What are the Different Types of Presbyopia Treatment?
Presbyopia is a medical condition related to vision in which there is a gradual loss of ability by the eye to focus on nearby objects in the field of view. This condition, which is felt to be due to the aging process, generally begins to affect persons in their mid or late 40s, at which time the eye muscles and the lens of the eye begin to lose resiliency. An inability to contract and bend the lens of the eye acutely enough to achieve a clear visual focus at a close range of vision is usually the result. Presbyopia treatment consists of providing a means for the eyes to again see well at close distances.
Eyeglasses are the most commonly used method of presbyopia treatment, and reading glasses are a popular type of eyeglasses. These pre-made glasses can be worn when focusing for a period of time upon objects within a close range, such as when reading or sewing. Reading glasses are easy to obtain without a prescription, are usually inexpensive. There are some drawbacks to using them, however; since they are primarily designed for viewing at a close visual range, they can cause eyestrain if they are used for mid-range viewing activities, such as when using a computer. Moreover, reading glasses will not help correct a visual condition known as myopia, or nearsightedness, which requires treatment by a vision specialist in ophthalmology or optometry.
Custom eyeglasses and contact lenses used for presbyopia treatment can be obtained with a prescription after being examined by an ophthalmologist or an optometrist. An ophthalmologist examines and treats eye disorders and/or eye disease by medical or surgical methods. An optometrist, on the other hand, examines the eyes and prescribes corrective lenses, but will refer to a medical or surgical specialist for further treatment.
Prescription eyeglasses for presbyopia treatment include bifocals, progressive addition lenses (PALs), or contact lenses. Vision with bifocals is somewhat limited, however, due to the sharp demarcation between a lower field of vision for close viewing, and an upper field of distance vision, with no intermediate zone of vision, such as when working at a desk or on a computer. In this regard, PALs allow the focus to gradually change from near vision at the bottom of the lens to far vision near the top of the lens, with a narrow intermediate zone in-between.
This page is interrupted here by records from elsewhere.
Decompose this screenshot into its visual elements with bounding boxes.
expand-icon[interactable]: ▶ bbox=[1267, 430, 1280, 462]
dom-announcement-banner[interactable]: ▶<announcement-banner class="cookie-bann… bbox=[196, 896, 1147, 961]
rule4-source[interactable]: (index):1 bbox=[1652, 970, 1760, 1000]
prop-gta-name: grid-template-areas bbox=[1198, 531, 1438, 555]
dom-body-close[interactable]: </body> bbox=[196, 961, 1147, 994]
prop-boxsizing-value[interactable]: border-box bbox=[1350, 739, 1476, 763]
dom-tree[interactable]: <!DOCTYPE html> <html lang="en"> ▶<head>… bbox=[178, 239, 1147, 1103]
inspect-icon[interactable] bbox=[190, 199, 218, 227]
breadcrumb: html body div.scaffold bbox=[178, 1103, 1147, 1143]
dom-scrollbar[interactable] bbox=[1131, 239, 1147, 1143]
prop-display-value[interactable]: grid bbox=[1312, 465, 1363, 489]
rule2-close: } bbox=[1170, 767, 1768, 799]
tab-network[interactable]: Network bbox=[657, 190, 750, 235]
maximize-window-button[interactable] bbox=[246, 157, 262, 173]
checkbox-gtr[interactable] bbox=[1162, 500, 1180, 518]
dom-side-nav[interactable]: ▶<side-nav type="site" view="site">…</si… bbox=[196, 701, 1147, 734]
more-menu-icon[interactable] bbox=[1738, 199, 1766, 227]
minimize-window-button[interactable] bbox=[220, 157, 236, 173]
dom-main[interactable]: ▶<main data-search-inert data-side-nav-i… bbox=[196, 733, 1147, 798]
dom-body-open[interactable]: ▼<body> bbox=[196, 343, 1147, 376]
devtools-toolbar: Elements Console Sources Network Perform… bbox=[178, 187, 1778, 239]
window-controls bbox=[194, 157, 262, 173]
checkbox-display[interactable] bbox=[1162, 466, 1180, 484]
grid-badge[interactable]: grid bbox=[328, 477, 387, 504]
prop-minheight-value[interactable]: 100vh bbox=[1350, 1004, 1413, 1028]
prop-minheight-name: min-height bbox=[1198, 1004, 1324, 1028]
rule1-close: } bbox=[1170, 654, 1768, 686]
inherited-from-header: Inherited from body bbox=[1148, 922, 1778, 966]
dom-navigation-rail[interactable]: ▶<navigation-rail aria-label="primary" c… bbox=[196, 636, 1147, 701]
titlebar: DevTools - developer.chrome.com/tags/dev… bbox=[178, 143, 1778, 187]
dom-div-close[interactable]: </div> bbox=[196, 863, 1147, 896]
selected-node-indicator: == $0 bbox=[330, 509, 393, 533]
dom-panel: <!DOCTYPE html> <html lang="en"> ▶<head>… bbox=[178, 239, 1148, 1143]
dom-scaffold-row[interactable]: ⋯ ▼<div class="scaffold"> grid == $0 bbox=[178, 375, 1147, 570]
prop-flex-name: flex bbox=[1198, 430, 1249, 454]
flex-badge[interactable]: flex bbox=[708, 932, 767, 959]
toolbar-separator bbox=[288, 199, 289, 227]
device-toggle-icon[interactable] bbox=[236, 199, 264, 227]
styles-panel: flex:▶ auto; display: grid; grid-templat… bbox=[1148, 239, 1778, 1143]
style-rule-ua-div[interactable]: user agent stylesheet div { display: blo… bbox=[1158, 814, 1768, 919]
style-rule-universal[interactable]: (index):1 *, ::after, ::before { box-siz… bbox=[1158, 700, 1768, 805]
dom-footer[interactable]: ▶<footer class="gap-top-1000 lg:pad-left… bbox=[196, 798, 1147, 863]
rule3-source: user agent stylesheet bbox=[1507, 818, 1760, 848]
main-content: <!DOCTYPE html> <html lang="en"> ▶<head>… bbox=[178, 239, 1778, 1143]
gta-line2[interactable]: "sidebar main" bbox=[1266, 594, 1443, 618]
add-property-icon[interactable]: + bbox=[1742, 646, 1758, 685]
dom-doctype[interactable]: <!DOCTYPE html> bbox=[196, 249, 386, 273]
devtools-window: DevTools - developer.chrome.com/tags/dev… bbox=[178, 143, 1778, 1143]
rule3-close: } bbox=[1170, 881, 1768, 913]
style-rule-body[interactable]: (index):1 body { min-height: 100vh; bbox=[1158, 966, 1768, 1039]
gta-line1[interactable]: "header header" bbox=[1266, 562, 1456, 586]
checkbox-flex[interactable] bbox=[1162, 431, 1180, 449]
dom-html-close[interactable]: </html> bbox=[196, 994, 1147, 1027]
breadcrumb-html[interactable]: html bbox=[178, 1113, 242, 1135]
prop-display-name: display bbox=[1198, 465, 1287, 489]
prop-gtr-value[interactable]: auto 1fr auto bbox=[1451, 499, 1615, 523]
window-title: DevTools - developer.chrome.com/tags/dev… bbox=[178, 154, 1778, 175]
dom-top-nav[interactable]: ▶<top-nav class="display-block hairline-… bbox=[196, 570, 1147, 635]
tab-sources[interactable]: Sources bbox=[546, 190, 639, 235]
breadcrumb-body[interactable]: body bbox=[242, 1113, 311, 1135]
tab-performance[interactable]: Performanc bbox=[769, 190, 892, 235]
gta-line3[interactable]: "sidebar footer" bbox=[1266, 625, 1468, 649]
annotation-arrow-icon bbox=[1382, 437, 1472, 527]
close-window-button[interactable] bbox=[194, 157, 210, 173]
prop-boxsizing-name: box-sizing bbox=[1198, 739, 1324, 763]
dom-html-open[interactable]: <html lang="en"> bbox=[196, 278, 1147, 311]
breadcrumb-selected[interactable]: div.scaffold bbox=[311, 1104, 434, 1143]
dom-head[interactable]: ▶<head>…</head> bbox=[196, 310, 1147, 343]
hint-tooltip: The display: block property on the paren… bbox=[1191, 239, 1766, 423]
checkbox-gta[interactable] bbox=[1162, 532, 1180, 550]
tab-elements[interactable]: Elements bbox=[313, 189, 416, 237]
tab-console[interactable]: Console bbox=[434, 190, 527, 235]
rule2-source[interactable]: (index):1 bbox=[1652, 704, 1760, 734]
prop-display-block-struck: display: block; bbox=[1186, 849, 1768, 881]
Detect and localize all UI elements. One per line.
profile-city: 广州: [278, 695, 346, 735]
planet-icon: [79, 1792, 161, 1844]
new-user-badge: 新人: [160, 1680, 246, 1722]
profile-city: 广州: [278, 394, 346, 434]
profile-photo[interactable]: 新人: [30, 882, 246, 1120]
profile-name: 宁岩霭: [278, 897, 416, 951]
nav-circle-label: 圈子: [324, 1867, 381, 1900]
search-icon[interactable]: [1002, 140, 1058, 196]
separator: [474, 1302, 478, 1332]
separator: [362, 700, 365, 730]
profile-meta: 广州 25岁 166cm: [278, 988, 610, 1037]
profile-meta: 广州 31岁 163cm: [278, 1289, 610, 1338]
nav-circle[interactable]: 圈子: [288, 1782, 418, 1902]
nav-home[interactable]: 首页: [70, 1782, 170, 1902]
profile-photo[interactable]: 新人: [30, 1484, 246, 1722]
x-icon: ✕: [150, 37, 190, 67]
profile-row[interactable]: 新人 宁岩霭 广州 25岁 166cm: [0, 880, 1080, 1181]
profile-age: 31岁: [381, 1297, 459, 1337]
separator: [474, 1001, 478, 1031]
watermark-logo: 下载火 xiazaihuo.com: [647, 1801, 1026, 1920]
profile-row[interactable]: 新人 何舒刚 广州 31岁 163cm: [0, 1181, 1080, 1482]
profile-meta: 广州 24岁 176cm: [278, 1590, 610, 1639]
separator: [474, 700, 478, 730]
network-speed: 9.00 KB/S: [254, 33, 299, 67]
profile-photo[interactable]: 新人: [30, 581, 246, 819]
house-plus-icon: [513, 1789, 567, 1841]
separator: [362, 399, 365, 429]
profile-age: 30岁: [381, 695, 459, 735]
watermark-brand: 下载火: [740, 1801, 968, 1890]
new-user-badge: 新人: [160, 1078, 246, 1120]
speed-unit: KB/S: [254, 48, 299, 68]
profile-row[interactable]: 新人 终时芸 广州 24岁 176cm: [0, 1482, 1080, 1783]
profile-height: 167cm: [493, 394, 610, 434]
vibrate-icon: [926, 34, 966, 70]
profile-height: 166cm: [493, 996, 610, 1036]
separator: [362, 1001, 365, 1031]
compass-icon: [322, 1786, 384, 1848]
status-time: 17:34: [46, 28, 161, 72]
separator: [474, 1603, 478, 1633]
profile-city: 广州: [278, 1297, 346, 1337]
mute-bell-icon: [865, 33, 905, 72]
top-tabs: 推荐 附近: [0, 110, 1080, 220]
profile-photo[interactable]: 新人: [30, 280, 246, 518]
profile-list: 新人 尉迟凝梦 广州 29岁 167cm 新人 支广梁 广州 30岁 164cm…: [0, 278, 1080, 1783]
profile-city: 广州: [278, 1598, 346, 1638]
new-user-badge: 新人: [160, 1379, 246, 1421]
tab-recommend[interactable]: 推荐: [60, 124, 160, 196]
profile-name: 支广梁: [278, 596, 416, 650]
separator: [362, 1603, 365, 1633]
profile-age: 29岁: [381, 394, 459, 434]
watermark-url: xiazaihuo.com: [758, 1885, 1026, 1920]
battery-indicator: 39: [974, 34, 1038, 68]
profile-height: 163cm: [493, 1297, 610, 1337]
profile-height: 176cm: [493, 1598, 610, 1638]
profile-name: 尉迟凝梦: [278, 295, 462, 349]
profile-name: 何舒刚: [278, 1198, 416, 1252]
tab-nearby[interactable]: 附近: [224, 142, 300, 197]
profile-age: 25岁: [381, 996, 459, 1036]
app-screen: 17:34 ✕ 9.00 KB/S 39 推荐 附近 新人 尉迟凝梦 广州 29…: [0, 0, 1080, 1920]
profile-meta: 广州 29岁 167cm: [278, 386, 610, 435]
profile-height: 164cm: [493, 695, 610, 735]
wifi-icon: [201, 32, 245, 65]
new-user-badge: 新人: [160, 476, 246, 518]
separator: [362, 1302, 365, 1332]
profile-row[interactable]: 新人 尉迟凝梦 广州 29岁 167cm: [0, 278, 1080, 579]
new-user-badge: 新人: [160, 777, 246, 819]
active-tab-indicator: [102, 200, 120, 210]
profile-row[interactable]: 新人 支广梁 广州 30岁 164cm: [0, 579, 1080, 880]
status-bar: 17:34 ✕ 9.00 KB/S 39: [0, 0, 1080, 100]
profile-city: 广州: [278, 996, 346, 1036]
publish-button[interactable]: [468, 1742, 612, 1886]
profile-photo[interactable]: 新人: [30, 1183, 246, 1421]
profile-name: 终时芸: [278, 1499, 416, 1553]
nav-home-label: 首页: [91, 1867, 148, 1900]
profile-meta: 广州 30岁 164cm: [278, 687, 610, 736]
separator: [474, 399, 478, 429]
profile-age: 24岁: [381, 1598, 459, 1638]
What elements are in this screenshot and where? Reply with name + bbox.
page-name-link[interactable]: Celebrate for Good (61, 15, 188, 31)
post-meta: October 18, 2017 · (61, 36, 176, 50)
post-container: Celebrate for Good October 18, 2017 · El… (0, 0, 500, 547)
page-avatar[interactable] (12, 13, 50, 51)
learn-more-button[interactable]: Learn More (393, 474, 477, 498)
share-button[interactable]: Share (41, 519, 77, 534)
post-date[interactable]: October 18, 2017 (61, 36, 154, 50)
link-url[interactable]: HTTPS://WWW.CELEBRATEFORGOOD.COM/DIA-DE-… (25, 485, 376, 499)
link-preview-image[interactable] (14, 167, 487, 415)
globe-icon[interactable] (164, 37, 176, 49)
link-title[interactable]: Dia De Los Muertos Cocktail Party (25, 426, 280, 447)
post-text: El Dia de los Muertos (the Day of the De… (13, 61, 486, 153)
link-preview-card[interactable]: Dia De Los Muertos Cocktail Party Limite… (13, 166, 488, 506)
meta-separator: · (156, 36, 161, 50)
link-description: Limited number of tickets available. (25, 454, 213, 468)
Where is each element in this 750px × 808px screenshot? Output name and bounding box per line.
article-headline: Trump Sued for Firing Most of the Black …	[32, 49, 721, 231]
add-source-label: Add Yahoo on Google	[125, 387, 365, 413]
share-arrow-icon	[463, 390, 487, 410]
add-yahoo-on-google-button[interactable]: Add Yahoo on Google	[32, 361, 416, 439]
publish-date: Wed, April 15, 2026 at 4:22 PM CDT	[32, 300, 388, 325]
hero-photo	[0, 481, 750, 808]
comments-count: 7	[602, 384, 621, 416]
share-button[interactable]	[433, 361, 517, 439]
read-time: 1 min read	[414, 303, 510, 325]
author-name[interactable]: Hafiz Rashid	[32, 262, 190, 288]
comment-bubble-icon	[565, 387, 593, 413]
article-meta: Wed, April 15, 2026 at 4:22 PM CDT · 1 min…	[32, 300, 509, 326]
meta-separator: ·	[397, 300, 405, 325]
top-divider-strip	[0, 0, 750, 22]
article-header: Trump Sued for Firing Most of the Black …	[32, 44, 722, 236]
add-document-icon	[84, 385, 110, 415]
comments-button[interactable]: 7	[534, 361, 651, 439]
Eyeglasses with this type of progressive vision adjustment are relatively expensive, however, and persons who perform a lot of mid-range focal activities sometimes use bifocals and purchase an additional pair of glasses designed solely for mid-range viewing.
Contact lenses made of bendable plastic, available in a wide variety of lens choices including color and types of lens, are another treatment for presbyopia. The gas permeable (GP) "breathable lenses" that were introduced in the early 1970s are considered an optimal choice by eye doctors due to their ability to allow oxygen to pass through the contact membranes. They also offer better resistance to bacteria than the more typical soft lens offers.
Presbyopia can also be treated by surgical methods. One type of surgery is called keratoplasty, which increases the curvature of the lens that has been lost due to aging — again improving the eye’s capability for near vision. Another type of surgery known as LASIK reshapes the curvature of the cornea — which governs the ability of the eye to focus — and allows the eye to again see nearby objects clearly.